Signature systems are a very well-accepted type of biometric system because people are accustomed to having their signatures scrutinized. Such systems are also much cheaper than many of the other biometric systems described in this section.

Gentle Reminder

It does not so much matter which technology is used to authenticate users to access facilities and computers if the correct steps are not taken in other areas. For example, consider the situation where physical access to certain areas is typically denied, but after 5:00 p.m., janitors can roam freely.

Proper disposal of documents would be another classic example. As has been demonstrated from several embarrassing incidents, mere shredding is often not enough. Unless a cross-cut shredder is used, software can detect which pieces join together by noticing the perforations and patterns left by the shredder cutting wheels. Computer graphics allows researchers to manipulate the bits of paper with a mouse. Sophisticated algorithms can reassemble sentences, performing trial fits that archivists can use to detect how a torn page might be reassembled. And all of this assumes that the document was even shredded, not merely ripped or folded. Physical security must be augmented by coaching users to destroy sensitive documents (with a cross-cut shredder). And everybody must keep an eye out for dumpster divers.

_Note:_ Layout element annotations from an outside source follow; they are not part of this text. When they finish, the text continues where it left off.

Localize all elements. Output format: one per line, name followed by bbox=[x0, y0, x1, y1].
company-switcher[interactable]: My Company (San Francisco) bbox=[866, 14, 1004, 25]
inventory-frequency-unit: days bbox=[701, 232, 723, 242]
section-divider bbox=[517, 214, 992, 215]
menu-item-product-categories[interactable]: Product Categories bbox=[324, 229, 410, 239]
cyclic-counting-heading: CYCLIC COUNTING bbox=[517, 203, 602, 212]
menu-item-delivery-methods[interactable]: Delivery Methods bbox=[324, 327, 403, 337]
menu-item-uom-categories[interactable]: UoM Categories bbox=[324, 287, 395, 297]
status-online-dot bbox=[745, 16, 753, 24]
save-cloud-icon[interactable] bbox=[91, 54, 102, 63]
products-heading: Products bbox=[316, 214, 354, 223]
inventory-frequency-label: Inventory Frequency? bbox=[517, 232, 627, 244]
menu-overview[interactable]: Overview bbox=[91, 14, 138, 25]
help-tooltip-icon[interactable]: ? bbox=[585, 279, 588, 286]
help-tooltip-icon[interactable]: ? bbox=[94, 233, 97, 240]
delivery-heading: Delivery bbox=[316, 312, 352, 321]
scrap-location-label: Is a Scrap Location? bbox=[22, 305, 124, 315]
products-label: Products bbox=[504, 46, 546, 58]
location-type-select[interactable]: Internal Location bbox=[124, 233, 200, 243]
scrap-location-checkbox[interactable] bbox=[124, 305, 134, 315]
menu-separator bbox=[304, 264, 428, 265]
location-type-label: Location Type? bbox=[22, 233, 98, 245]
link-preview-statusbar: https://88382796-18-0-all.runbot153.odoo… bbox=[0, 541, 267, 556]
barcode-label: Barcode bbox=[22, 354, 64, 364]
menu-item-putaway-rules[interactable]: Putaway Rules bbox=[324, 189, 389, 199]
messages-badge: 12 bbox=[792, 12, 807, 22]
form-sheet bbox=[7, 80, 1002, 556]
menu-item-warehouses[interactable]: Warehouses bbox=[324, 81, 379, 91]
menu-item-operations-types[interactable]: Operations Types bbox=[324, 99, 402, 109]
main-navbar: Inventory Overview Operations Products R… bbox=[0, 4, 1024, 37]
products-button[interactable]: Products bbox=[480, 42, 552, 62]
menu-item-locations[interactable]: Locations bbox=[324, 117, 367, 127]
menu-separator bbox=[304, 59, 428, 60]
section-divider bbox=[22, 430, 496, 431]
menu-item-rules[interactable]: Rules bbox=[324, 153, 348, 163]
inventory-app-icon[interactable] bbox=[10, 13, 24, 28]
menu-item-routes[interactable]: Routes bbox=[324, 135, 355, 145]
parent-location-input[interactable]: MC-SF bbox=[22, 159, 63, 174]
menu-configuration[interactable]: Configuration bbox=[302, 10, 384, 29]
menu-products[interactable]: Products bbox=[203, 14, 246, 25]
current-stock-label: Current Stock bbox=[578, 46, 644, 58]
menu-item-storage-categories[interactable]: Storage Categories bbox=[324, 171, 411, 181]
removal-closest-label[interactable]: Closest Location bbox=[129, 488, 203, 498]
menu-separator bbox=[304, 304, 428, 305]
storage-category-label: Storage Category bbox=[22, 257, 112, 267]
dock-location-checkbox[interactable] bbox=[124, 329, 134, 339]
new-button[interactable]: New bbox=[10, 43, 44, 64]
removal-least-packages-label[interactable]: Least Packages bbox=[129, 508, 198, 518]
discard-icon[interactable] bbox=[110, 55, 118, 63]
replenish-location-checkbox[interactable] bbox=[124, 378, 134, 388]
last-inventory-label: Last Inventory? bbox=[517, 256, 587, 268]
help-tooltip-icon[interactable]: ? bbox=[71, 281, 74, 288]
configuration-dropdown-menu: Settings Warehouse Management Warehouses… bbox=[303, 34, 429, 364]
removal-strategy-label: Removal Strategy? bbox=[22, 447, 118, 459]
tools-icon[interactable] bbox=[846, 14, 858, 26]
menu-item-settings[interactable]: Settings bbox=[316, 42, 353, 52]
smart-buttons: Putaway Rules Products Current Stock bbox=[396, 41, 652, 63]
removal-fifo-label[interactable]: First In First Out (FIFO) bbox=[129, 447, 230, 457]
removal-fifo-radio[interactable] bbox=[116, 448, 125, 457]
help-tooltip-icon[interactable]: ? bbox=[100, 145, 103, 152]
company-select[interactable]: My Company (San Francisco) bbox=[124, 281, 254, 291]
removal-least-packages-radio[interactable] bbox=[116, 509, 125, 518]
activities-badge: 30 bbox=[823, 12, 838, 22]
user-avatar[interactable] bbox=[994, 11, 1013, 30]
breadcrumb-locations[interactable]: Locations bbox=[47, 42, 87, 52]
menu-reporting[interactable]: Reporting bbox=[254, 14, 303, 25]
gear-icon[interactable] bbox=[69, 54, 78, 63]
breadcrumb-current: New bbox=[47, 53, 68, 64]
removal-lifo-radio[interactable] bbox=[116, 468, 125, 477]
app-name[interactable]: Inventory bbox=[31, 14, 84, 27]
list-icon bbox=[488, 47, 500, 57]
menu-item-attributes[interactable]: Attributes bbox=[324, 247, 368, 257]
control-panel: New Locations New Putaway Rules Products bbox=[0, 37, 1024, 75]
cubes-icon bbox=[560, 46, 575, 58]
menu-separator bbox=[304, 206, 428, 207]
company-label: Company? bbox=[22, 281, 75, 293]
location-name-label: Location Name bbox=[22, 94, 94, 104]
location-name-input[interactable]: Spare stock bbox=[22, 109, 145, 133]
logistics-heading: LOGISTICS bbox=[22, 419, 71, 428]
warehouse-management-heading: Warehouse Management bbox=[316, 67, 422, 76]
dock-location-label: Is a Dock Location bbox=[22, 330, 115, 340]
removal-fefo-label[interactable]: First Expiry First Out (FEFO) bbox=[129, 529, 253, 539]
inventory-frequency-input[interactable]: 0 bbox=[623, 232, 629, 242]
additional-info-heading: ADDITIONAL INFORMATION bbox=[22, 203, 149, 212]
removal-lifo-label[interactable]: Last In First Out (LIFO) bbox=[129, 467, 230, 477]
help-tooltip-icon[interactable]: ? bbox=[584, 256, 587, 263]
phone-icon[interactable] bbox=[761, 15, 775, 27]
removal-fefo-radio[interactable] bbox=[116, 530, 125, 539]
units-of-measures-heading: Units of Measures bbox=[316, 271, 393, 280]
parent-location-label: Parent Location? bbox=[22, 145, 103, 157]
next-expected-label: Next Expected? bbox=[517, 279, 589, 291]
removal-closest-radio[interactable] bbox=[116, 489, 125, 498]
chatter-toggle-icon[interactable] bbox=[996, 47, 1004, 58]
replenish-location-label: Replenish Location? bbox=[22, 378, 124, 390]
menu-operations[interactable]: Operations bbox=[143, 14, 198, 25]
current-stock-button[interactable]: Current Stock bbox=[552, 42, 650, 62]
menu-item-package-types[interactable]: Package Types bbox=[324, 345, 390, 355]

Similarly, access systems that cannot easily be fooled can usually be evaded and talked around. Would it take more than acquiring a pair of coveralls in the color of an overnight delivery firm? Or wandering in with a telephone communications test set on the belt and holding a clipboard? Also, what good is it if every employee is given a background check, equipped with a fancy token and prohibited from entering certain areas, while transient employees and vendors wander freely with their pails, vacuums, and clipboards? To be effective, physical security must apply to all hands.

Summary

Physical security is based on keeping intruders out. Out of the facility, out of the network and its wiring and wireless links, out of the computers, and out of the data stores. Much of physical security can be attained by common sense precautions, similar to keeping the cash safe in a business. Other measures are more obscure, such as adhering to the standards in data cabling and facility construction, such as providing adequate telecommunications pathways and spaces, and properly securing telecommunications rooms.

An important part of physical security is making sure that the people who must enter a facility are actually who they say they are. Proper identification procedures can include requiring badges and card readers at critical points, or actually measuring some attribute of the person, such as physical weight, appearance, fingerprints, or retina patterns. This kind of biometric security is increasing in its importance, and is appearing in more facilities all the time.